La Vénus électrique est une très bonne comédie mélodramatique qui fait preuve d’une véritable originalité.

Le scénario du réalisateur Pierre Salvadori, et de Benoît Graffin et Benjamin Charbit, tourne autour d’une jeune femme travaillant à la foire du trône dans les années 30 qui est prise par erreur pour une voyante par un peintre éploré par la mort de son épouse. En jouant le jeu, elle va progressivement se découvrir des sentiments pour son client. Certaines répliques sont vraiment magnifiques et vont droit au cœur, d’autant qu’elles sont énoncées par des comédiens investis dans leurs rôles.

Le film de Pierre Salvadori bénéficie d’une mise en scène très travaillée offrant des plans parfois magnifiques. Il suit de près le personnage principal, tout en proposant une reconstitution du Paris du début du siècle précédent très réaliste.

Le travail fait sur les décors par Angelo Zamparutti et celui sur les costumes par Virginie Montel est très réussi. On a vraiment l’impression de se retrouver projeté au début du siècle précédent. Notamment au cœur de cette foire qui a un grand cachet et qui s’éloigne énormément de celle que l’on a aujourd’hui.

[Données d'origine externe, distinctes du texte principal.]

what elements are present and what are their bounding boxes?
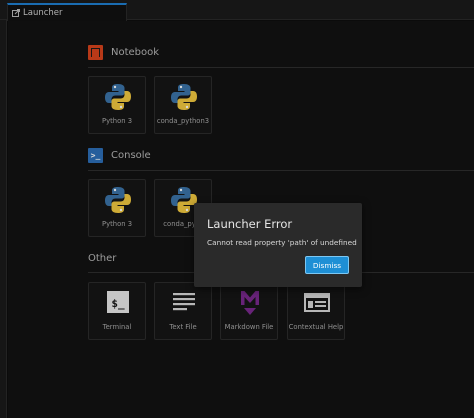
- launcher-error-dialog: Launcher Error Cannot read property 'pat…: [194, 203, 362, 287]
- dialog-title: Launcher Error: [207, 217, 293, 231]
- dismiss-button[interactable]: Dismiss: [305, 256, 349, 274]
- dialog-message: Cannot read property 'path' of undefined: [207, 238, 357, 247]
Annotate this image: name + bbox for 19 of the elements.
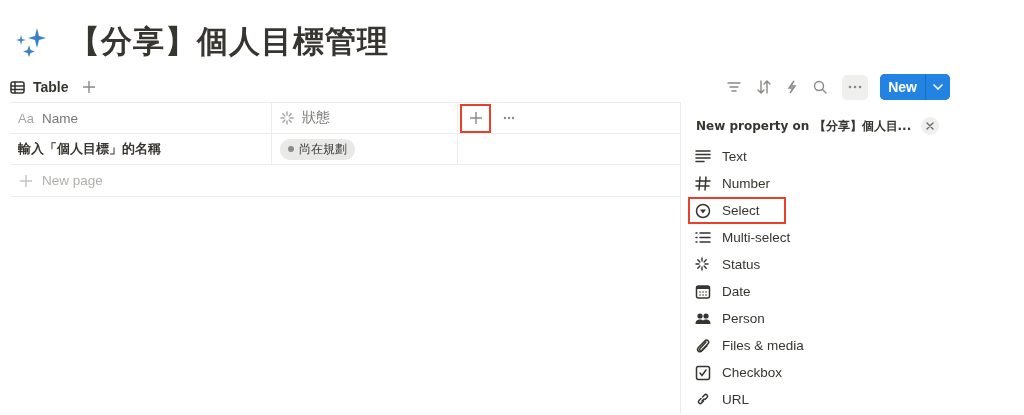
new-button[interactable]: New [880,74,926,100]
column-header[interactable]: 狀態 [272,103,458,133]
page-title: 【分享】個人目標管理 [69,22,389,61]
view-tab[interactable]: Table [10,75,69,99]
property-type-option[interactable]: Number [688,170,780,197]
property-type-option[interactable]: Files & media [688,332,814,359]
status-tag: 尚在規劃 [280,138,355,160]
table-cell[interactable]: 輸入「個人目標」的名稱 [10,134,272,164]
property-type-option[interactable]: Status [688,251,771,278]
column-header[interactable]: Aa Name [10,103,272,133]
property-type-option[interactable]: Multi-select [688,224,801,251]
property-type-option[interactable]: Date [688,278,761,305]
property-type-option[interactable]: URL [688,386,759,413]
property-type-option[interactable]: Checkbox [688,359,793,386]
panel-title: New property on 【分享】個人目... [696,117,912,135]
property-type-option[interactable]: Person [688,305,775,332]
property-type-option[interactable]: Select [688,197,786,224]
property-type-option[interactable]: Text [688,143,757,170]
text-type-icon: Aa [18,110,34,126]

La photographie de Julien Poupard capte d’ailleurs fort bien cette ambiance foraine, ainsi que l’atmosphère du milieu artistique des années folles. Tandis que l’œuvre alterne aussi bien entre le côté artistique, qu’entre celui du divertissement où tous les éléments sont trompeurs.

Anaïs Demoustier est formidable en jeune femme donnant des baisers électrique, en cette période où l’électricité était loin d’être répandue. Elle est non seulement très touchante, mais sa prestation en fausse voyante est vraiment très bonne. Car au début du siècle précédent, le spiritisme était extrêmement en vogue dans tous les milieux.

Pio Marmaï est superbe en artiste n’arrivant pas à faire le deuil de sa femme. Il est très attachant et forme avec Anaïs Demoustier un étonnant en couple. Gilles Lellouche est magnifique en meilleur ami voyant dans l’escroquerie de la jeune femme le moyen de redonner vie à ce dernier. Il est extrêmement convaincant en homme travaillant dans une galerie formant, antérieurement, avec son ami et sa compagne un trio très fort.

Gustave Kervern est impeccable en responsable de l’attraction où travaille le personnage principal. Madeleine Baudot est très bonne en meilleure amie de cette dernière. Et Vimala Pons crève l’écran en épouse disparue dont on découvre, par petite touche, le passé.

La mise en scène est vraiment très belle et pleine d’inspiration et d’imagination. Certains plans sont superbes. Alors que d’autres renforcent l’étrangeté de cette histoire d’amour hors du commun. Elle joue beaucoup sur l’apparence, la réalité et l’envers du décor qui se retrouvent de plus en plus étroitement entremêlés.

Car le long métrage se laisse parfois voir tel un véritable thriller, de nombreux flashbacks donnant l’occasion de se pencher dans un passé récent et de découvrir la vie de certains des protagonistes que l’on suit.

Sans compter qu’il s’agit d’une œuvre brossant avec délicatesse le deuil. Alors que l’amour se trouve bien au cœur de la narration et que l’amitié n’en est pas oubliée.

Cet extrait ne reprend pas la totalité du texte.